Additionally, @whym's whois.toolforge.org tool should be updated to use the nonrecursive -r flag, at least when querying RIPE. isprangefinder.toolforge.org queries whois.toolforge.org, and that can lead to a ton of queries for a single web request.

I'm trying to see if how the change will affect information retrieved from other databases like APNIC. Contact information may not be needed most of the time, but there is a legitimate need for it (mostly email addresses) when a sysop wants to report an abuser. I don't know how much of contact information is recursively retrieved, though.

The best I have come up with so far is:

• Provide more visible links for additional information available at the database's website. We'd want to identify and highlight which part of the information that is, somehow.
• Make a non-recursive lookup first, and if it wasn't RIPE, make a recursive lookup next. That would mean the tool makes 2 lookups to other databases every time, which is not great.

However, I guess I'll have make the quickest change (simply disabling all recursive lookups), before trying fine-tuning like that. As you said, 1,000 per day is not a high threshold with the tool as it is.

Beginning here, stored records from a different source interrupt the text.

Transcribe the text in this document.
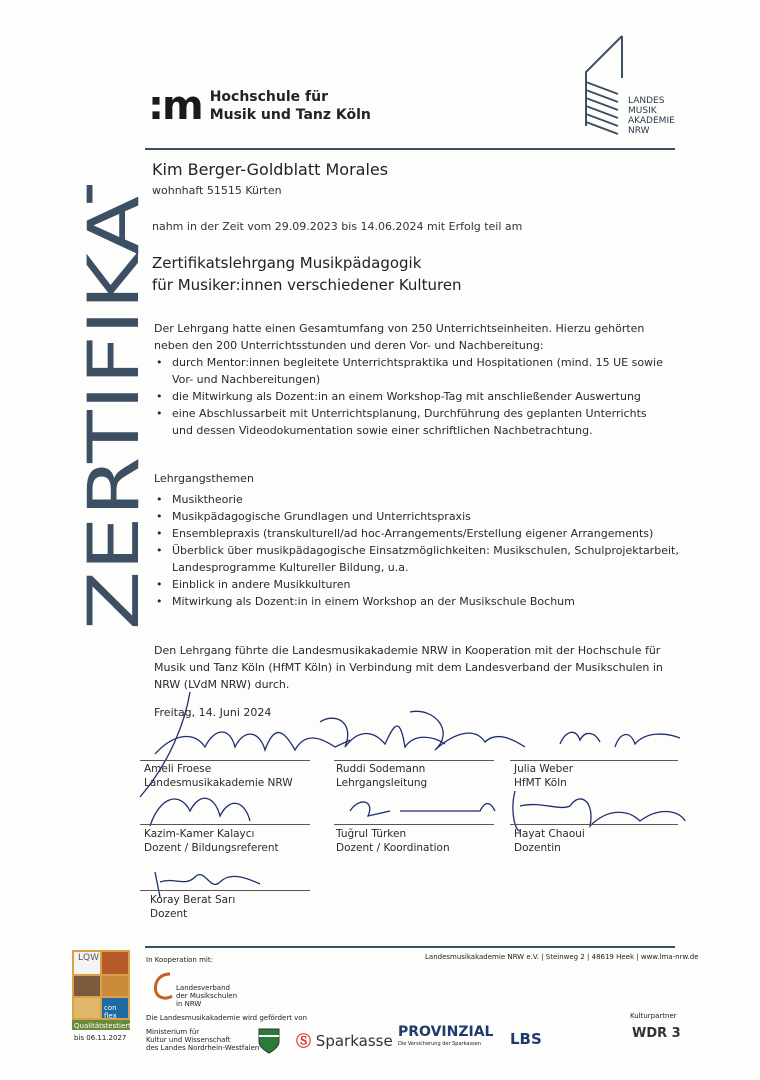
ZERTIFIKAT
:m Hochschule für
Musik und Tanz Köln
LANDES
MUSIK
AKADEMIE
NRW
Kim Berger-Goldblatt Morales
wohnhaft 51515 Kürten
nahm in der Zeit vom 29.09.2023 bis 14.06.2024 mit Erfolg teil am
Zertifikatslehrgang Musikpädagogik
für Musiker:innen verschiedener Kulturen

Der Lehrgang hatte einen Gesamtumfang von 250 Unterrichtseinheiten. Hierzu gehörten neben den 200 Unterrichtsstunden und deren Vor- und Nachbereitung:

• durch Mentor:innen begleitete Unterrichtspraktika und Hospitationen (mind. 15 UE sowie Vor- und Nachbereitungen)
• die Mitwirkung als Dozent:in an einem Workshop-Tag mit anschließender Auswertung
• eine Abschlussarbeit mit Unterrichtsplanung, Durchführung des geplanten Unterrichts und dessen Videodokumentation sowie einer schriftlichen Nachbetrachtung.

Lehrgangsthemen

• Musiktheorie
• Musikpädagogische Grundlagen und Unterrichtspraxis
• Ensemblepraxis (transkulturell/ad hoc-Arrangements/Erstellung eigener Arrangements)
• Überblick über musikpädagogische Einsatzmöglichkeiten: Musikschulen, Schulprojektarbeit, Landesprogramme Kultureller Bildung, u.a.
• Einblick in andere Musikkulturen
• Mitwirkung als Dozent:in in einem Workshop an der Musikschule Bochum
Den Lehrgang führte die Landesmusikakademie NRW in Kooperation mit der Hochschule für Musik und Tanz Köln (HfMT Köln) in Verbindung mit dem Landesverband der Musikschulen in NRW (LVdM NRW) durch.
Freitag, 14. Juni 2024
Ameli Froese
Landesmusikakademie NRW
Ruddi Sodemann
Lehrgangsleitung
Julia Weber
HfMT Köln
Kazim-Kamer Kalaycı
Dozent / Bildungsreferent
Tuğrul Türken
Dozent / Koordination
Hayat Chaoui
Dozentin
Koray Berat Sarı
Dozent
LQW
con flex
Qualitätstestiert
bis 06.11.2027
In Kooperation mit:	Landesmusikakademie NRW e.V. | Steinweg 2 | 48619 Heek | www.lma-nrw.de
Landesverband
der Musikschulen
in NRW
Die Landesmusikakademie wird gefördert von
Ministerium für
Kultur und Wissenschaft
des Landes Nordrhein-Westfalen Ⓢ Sparkasse PROVINZIAL
Die Versicherung der Sparkassen	LBS
Kulturpartner
WDR 3
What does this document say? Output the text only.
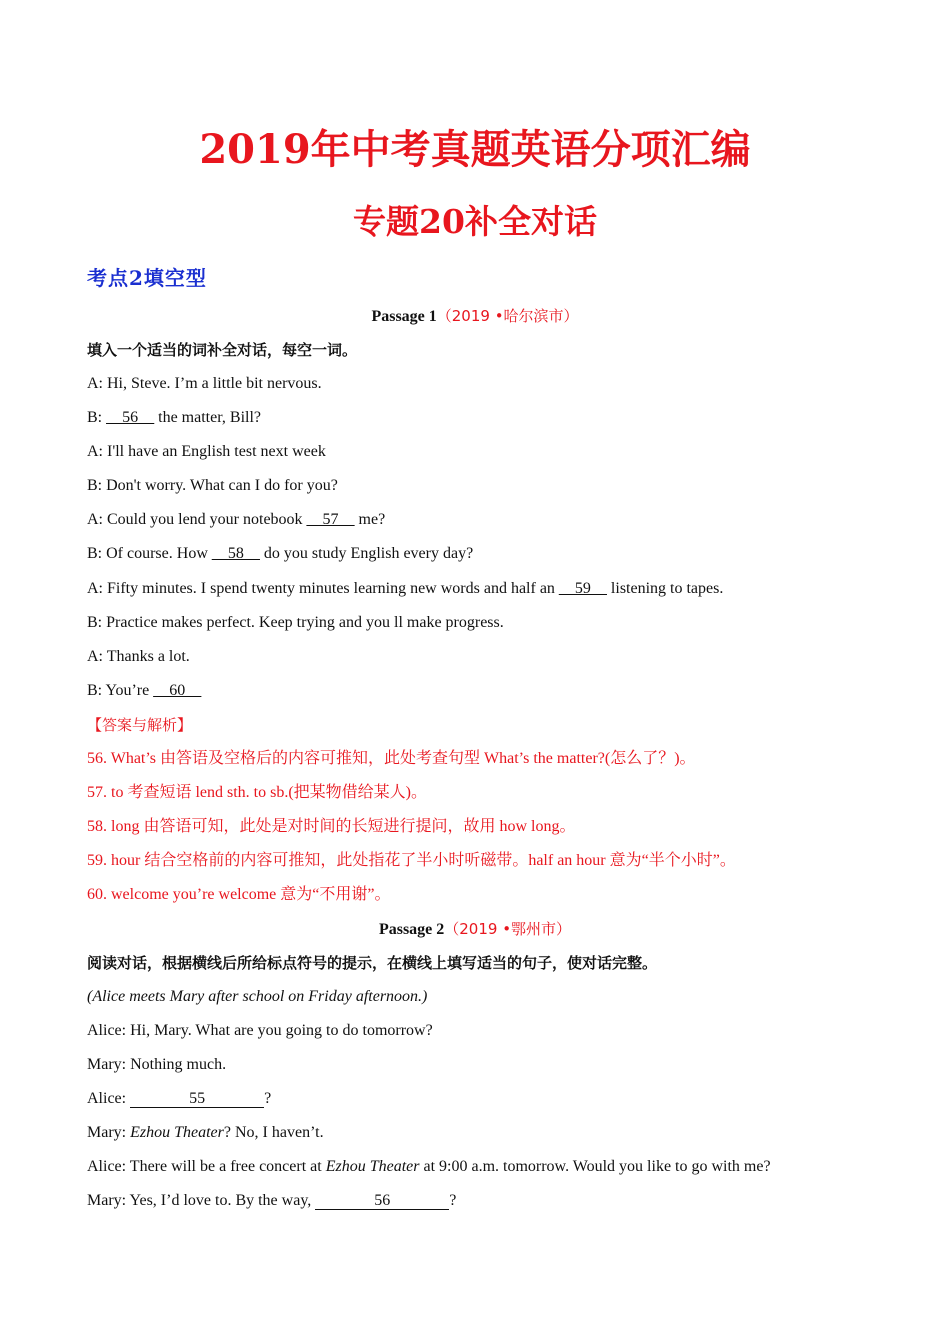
2019年中考真题英语分项汇编
专题20补全对话
考点2填空型
Passage 1（2019 •哈尔滨市）
填入一个适当的词补全对话，每空一词。
A: Hi, Steve. I’m a little bit nervous.
B: __56__ the matter, Bill?
A: I'll have an English test next week
B: Don't worry. What can I do for you?
A: Could you lend your notebook __57__ me?
B: Of course. How __58__ do you study English every day?
A: Fifty minutes. I spend twenty minutes learning new words and half an __59__ listening to tapes.
B: Practice makes perfect. Keep trying and you ll make progress.
A: Thanks a lot.
B: You’re __60__
【答案与解析】
56. What’s 由答语及空格后的内容可推知，此处考查句型 What’s the matter?(怎么了？)。
57. to 考查短语 lend sth. to sb.(把某物借给某人)。
58. long 由答语可知，此处是对时间的长短进行提问，故用 how long。
59. hour 结合空格前的内容可推知，此处指花了半小时听磁带。half an hour 意为“半个小时”。
60. welcome you’re welcome 意为“不用谢”。
Passage 2（2019 •鄂州市）
阅读对话，根据横线后所给标点符号的提示，在横线上填写适当的句子，使对话完整。
(Alice meets Mary after school on Friday afternoon.)
Alice: Hi, Mary. What are you going to do tomorrow?
Mary: Nothing much.
Alice:	55	?
Mary: Ezhou Theater? No, I haven’t.
Alice: There will be a free concert at Ezhou Theater at 9:00 a.m. tomorrow. Would you like to go with me?
Mary: Yes, I’d love to. By the way,	56	?
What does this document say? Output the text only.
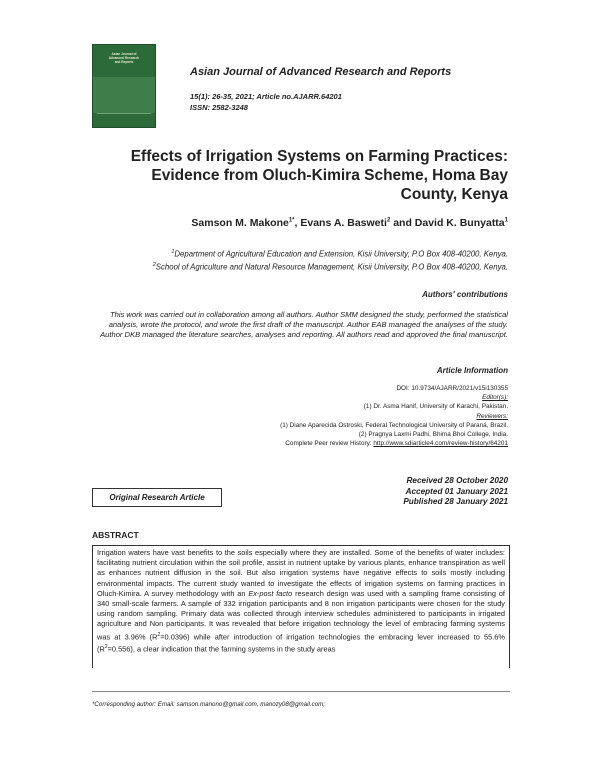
Asian Journal of
Advanced Research
and Reports
Asian Journal of Advanced Research and Reports
15(1): 26-35, 2021; Article no.AJARR.64201
ISSN: 2582-3248
Effects of Irrigation Systems on Farming Practices: Evidence from Oluch-Kimira Scheme, Homa Bay County, Kenya
Samson M. Makone$^{1*}$, Evans A. Basweti$^2$ and David K. Bunyatta$^1$
$^1$Department of Agricultural Education and Extension, Kisii University, P.O Box 408-40200, Kenya.
$^2$School of Agriculture and Natural Resource Management, Kisii University, P.O Box 408-40200, Kenya.
Authors' contributions
This work was carried out in collaboration among all authors. Author SMM designed the study, performed the statistical analysis, wrote the protocol, and wrote the first draft of the manuscript. Author EAB managed the analyses of the study. Author DKB managed the literature searches, analyses and reporting. All authors read and approved the final manuscript.
Article Information
DOI: 10.9734/AJARR/2021/v15i130355
Editor(s):
(1) Dr. Asma Hanif, University of Karachi, Pakistan.
Reviewers:
(1) Diane Aparecida Ostroski, Federal Technological University of Paraná, Brazil.
(2) Pragnya Laxmi Padhi, Bhima Bhoi College, India.
Complete Peer review History: http://www.sdiarticle4.com/review-history/64201
Received 28 October 2020
Accepted 01 January 2021
Published 28 January 2021
Original Research Article
ABSTRACT
Irrigation waters have vast benefits to the soils especially where they are installed. Some of the benefits of water includes: facilitating nutrient circulation within the soil profile, assist in nutrient uptake by various plants, enhance transpiration as well as enhances nutrient diffusion in the soil. But also irrigation systems have negative effects to soils mostly including environmental impacts. The current study wanted to investigate the effects of irrigation systems on farming practices in Oluch-Kimira. A survey methodology with an Ex-post facto research design was used with a sampling frame consisting of 340 small-scale farmers. A sample of 332 irrigation participants and 8 non irrigation participants were chosen for the study using random sampling. Primary data was collected through interview schedules administered to participants in irrigated agriculture and Non participants. It was revealed that before irrigation technology the level of embracing farming systems was at 3.96% $(R^2=0.0396)$ while after introduction of irrigation technologies the embracing lever increased to 55.6% $(R^2=0.556)$, a clear indication that the farming systems in the study areas
*Corresponding author: Email: samson.manono@gmail.com, manozy08@gmail.com;
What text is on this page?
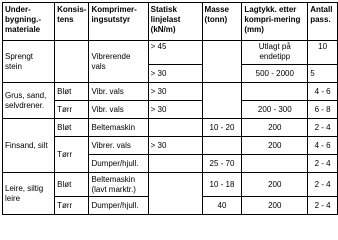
Under-bygning.-materiale	Konsis-tens	Komprimer-ingsutstyr	Statisk linjelast (kN/m)	Masse (tonn)	Lagtykk. etter kompri-mering (mm)	Antall pass.
Sprengt stein		Vibrerende vals	> 45		Utlagt på endetipp	10
			> 30		500 - 2000	5
Grus, sand, selvdrener.	Bløt	Vibr. vals	> 30			4 - 6
	Tørr	Vibr. vals	> 30		200 - 300	6 - 8
Finsand, silt	Bløt	Beltemaskin		10 - 20	200	2 - 4
	Tørr	Vibrer. vals	> 30		200	4 - 6
		Dumper/hjull.		25 - 70		2 - 4
Leire, siltig leire	Bløt	Beltemaskin (lavt marktr.)		10 - 18	200	2 - 4
	Tørr	Dumper/hjull.		40	200	2 - 4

I don't believe the -r flag has any effect on other RIRs. My patch to ipwhois only uses the -r flag when querying RIPE's servers.

Ah, that's right. Then there is no reason to withhold it, at least as a short term fix. I'll think about things like highlighting missing information later. Thank you for your help.

In T265784#6575849, @ST47 wrote:

The block was lifted, mentioned a few comments above. However the rate limit is still in place, so we may be blocked again if we exceed 1000 queries to RIPE in 1 day.

That's correct. I also reached out to RIPE and unfortunately they can't increase the limits for the shared IP in this instance. So we have to abide by this limit.

whois.toolforge.org is now using ST47's patch. (Thanks again.) @ST47, are you going to send a pull request and get it merged to the upstream repository? That would be better for long-term maintainability.

I tried to obtain more insight into how the tool is used from access logs. From a 5-6 days' worth of logs, ~80k lines contain 'lookup', ~70k contain 'lookup' and 'json' (roughly indicating automated access), ~19k contain 'lookup' and 'bot' (roughly indicating web crawlers). I'm not sure what to make of it, but at least it confirms that there are lots of automated accesses that I can identify as such, and I could probably do better at rejecting web crawlers.

(It turned out the reason I didn't get to see the logs last week was because I had disabled it after I finished debugging other issues previously. I disabled it again.)